WebmasterWorld Senior Member 10+ Year Member



Yes, that can help - but some people have also reported a ranking drop on that search after doing such an experiment (call it an over-optimization penalty, perhaps.)

My preference is to have such keywords in place at launch rather than to add them later - seems to me the reports of ranking frops all came from people who tried to tweak it later. Also, I would not use different keywords on the links in different subpages.

cgrant

1:00 am on Apr 16, 2008 (gmt 0)

10+ Year Member



What do you mean by "different keywords on the links in different subpages"?

TheMadScientist

2:01 am on Apr 16, 2008 (gmt 0)

WebmasterWorld Senior Member 10+ Year Member Top Contributors Of The Month



Yes, that can help - but some people have also reported a ranking drop on that search after doing such an experiment (call it an over-optimization penalty, perhaps.)

I have done this occasionally, and I think the 'OOP', for lack of a better term, is correct but I also think it may be an 'SEO check' to determine if the edit was to 'rank better' or a 'change for focus / accuracy'.

There are times when I have reverted, but I made this type of change on one which I decided to leave, experienced an initial drop, then recovered.

I cannot personally say waiting out the change made an overall improvement in ranking for the term, but the changes are fairly recent and over the long term they may.

I have also had the same drop / recovery experience when adjusting linked phrases to internal pages... I personally think one of the issues causing some of the recently noted penalties is 'too much tinkering'.

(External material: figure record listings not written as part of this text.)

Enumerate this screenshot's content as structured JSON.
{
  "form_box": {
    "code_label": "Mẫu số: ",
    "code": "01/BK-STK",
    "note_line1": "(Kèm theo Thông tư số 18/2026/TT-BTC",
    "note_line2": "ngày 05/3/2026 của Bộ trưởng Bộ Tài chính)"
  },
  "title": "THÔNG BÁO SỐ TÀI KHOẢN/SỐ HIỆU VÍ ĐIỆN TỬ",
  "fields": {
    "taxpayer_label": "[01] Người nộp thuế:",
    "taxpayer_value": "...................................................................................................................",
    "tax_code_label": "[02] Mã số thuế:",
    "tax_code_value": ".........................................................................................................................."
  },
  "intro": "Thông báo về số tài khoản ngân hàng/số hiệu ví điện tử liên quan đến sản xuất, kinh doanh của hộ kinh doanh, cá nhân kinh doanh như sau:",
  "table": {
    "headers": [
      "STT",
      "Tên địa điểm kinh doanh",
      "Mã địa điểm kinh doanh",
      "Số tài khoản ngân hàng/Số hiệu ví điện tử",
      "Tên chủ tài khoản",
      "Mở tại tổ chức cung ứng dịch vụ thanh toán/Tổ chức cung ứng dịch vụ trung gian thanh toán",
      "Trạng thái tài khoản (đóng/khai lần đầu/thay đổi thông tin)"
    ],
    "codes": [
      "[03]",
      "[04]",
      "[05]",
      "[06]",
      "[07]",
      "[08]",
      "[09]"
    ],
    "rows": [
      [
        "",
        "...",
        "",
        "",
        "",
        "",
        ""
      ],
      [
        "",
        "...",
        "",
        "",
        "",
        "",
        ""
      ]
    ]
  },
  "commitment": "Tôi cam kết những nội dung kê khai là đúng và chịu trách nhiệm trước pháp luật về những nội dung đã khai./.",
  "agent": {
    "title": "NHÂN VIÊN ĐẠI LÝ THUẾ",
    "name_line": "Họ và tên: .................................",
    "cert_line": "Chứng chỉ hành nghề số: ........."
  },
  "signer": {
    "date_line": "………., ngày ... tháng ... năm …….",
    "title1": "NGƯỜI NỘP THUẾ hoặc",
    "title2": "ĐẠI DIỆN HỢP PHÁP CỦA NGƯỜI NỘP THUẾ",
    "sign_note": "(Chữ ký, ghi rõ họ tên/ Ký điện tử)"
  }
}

[edited by: TheMadScientist at 2:03 am (utc) on April 16, 2008]

tedster

3:58 am on Apr 16, 2008 (gmt 0)

WebmasterWorld Senior Member 10+ Year Member



What do you mean by "different keywords on the links in different subpages"?

I mean linking from pageA to the home page with one keyword phrase, and linking from pageB to the same home page with a different phrase. That has definitely made trouble for some sites that tried it out.

cgrant

5:13 pm on Apr 16, 2008 (gmt 0)

10+ Year Member



Thanks for clarifying. The keywords we're pointing to the homepage are synonymous and actually make better sense from a usability perspective to return the user to the homepage- I hope we don't get slapped on the wrist for something which benefits SEs and users!